Selective activation of the N-glycosylation apparatus in uteri by estrogen

Estrogen rapidly, preferentially and markedly enhances the rate of N-linked glycoprotein synthesis in mouse uteri. In contrast, the rate of glycoprotein turnover is unaffected by the hormone. Estrogen's effect on the expression of mRNA coding for glycoproteins was studied using an in vitro translation-glycosylation system as well as by Northern/slot blot analyses. Both approaches indicated that estrogen did not have a preferential stimulatory effect on the general expression of glycoprotein mRNA. Neither was there a significant change in the relative levels of specific mRNA coding for several N-linked glycoproteins, i.e. laminin B1 and B2, fibronectin, and uvomorulin, as a function of estrogen treatment. Immunoprecipitation studies also demonstrated no change in the relative rates of synthesis of the corresponding core proteins for laminin or fibronectin. Taken together, these results suggested that estrogen primarily stimulated glycoprotein synthesis by stimulating the glycosylation apparatus, and not by increasing synthesis of protein acceptors. Previous studies have indicated that of a variety of potential regulatory points in the pathway of N-linked glycoprotein assembly, only expression of mannosylphosphoryldolichol synthase (MPDS) increases sufficiently to account for the increase in glycoprotein expression observed in response to estrogen.
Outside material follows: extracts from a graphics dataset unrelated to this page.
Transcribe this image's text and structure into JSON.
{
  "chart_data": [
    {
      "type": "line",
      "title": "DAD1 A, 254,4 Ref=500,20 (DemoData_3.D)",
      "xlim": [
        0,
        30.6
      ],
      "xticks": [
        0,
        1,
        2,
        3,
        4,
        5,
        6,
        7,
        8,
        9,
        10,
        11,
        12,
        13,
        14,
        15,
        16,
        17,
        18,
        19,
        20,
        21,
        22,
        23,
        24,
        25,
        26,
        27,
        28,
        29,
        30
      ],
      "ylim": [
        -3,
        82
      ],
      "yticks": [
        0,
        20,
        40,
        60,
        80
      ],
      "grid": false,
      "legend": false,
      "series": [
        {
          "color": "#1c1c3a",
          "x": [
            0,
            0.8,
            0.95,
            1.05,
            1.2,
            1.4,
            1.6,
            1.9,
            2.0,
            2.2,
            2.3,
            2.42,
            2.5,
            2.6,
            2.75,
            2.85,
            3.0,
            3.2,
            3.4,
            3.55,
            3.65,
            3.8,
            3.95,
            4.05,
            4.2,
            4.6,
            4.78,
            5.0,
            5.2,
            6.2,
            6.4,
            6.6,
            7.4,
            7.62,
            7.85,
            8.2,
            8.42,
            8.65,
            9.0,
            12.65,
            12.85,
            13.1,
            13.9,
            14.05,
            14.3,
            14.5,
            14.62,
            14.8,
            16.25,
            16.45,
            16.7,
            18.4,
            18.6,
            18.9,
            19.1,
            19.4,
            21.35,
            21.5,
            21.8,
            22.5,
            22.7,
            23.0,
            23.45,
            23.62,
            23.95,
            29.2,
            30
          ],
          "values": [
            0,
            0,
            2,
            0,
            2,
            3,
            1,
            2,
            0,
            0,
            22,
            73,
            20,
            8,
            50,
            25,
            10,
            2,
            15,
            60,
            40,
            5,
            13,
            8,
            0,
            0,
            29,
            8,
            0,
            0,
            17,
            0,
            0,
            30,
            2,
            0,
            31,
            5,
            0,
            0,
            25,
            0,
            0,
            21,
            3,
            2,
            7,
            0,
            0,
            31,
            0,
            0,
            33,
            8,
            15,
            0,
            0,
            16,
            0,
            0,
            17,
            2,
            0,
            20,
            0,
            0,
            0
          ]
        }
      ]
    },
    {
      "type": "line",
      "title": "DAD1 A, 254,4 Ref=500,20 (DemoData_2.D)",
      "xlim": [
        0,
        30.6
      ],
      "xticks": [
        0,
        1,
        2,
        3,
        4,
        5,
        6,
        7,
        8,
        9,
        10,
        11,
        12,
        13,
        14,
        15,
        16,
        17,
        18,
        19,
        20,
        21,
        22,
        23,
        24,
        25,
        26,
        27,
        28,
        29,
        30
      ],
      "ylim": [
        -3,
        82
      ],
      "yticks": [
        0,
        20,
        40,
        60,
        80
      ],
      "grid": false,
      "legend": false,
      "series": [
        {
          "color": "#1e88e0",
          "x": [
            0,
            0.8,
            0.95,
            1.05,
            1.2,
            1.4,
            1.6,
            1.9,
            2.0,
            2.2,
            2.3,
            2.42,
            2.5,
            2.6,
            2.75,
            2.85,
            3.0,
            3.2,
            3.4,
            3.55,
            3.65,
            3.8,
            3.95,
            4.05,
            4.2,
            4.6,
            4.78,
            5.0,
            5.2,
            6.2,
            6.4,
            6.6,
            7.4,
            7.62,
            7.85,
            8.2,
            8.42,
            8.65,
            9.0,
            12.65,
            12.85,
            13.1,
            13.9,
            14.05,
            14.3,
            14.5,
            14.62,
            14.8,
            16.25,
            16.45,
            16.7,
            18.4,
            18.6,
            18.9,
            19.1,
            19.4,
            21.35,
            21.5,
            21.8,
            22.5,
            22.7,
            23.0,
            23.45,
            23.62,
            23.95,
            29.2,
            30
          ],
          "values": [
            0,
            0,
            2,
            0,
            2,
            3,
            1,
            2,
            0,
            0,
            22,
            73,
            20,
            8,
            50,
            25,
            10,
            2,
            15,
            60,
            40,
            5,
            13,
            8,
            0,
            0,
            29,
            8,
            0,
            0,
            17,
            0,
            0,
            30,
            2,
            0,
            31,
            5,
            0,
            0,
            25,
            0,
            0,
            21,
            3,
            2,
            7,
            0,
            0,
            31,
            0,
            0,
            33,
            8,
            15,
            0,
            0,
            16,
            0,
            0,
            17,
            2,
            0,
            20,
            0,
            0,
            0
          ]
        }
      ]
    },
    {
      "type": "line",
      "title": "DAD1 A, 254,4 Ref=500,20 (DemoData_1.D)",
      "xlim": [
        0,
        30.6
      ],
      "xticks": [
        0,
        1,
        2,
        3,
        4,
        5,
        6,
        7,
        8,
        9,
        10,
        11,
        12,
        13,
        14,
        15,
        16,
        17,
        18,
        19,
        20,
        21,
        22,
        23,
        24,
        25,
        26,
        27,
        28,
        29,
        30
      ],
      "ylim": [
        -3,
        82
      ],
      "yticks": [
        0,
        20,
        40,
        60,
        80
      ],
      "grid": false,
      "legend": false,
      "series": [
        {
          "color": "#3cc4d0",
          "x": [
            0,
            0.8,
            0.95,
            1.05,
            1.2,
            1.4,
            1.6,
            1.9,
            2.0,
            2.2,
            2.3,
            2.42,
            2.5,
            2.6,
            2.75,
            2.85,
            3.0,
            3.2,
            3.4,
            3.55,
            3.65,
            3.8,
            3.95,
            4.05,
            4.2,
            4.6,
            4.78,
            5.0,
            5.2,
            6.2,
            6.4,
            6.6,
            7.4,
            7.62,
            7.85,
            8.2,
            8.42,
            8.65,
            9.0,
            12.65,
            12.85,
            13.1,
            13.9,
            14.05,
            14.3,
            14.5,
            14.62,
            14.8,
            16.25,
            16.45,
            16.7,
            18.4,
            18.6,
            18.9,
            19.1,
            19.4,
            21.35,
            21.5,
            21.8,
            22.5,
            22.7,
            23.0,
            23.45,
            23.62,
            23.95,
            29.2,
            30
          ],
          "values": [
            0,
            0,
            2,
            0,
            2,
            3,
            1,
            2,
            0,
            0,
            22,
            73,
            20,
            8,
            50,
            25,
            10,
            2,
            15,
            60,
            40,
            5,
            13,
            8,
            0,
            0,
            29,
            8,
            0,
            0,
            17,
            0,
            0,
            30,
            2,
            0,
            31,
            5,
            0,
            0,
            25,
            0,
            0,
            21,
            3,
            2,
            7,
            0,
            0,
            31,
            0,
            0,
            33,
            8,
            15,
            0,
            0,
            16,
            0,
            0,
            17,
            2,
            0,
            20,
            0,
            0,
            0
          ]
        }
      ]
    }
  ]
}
Consistent with these observations, it was found that injection of uterine poly(A⁺) RNA from estrogen-treated uteri into Xenopus oocytes markedly stimulated MPDS activity in the oocytes. In contrast, injection of RNA from non-estrogen-treated uteri did not stimulate MPDS activity in oocytes. Collectively, these results indicate that steroid hormones can modulate glycoprotein expression by preferentially stimulating the glycosylation apparatus. Nonetheless, one of estrogen's effects in the glycosylation apparatus, induction of MPDS activity, appears to occur at a transcriptional level.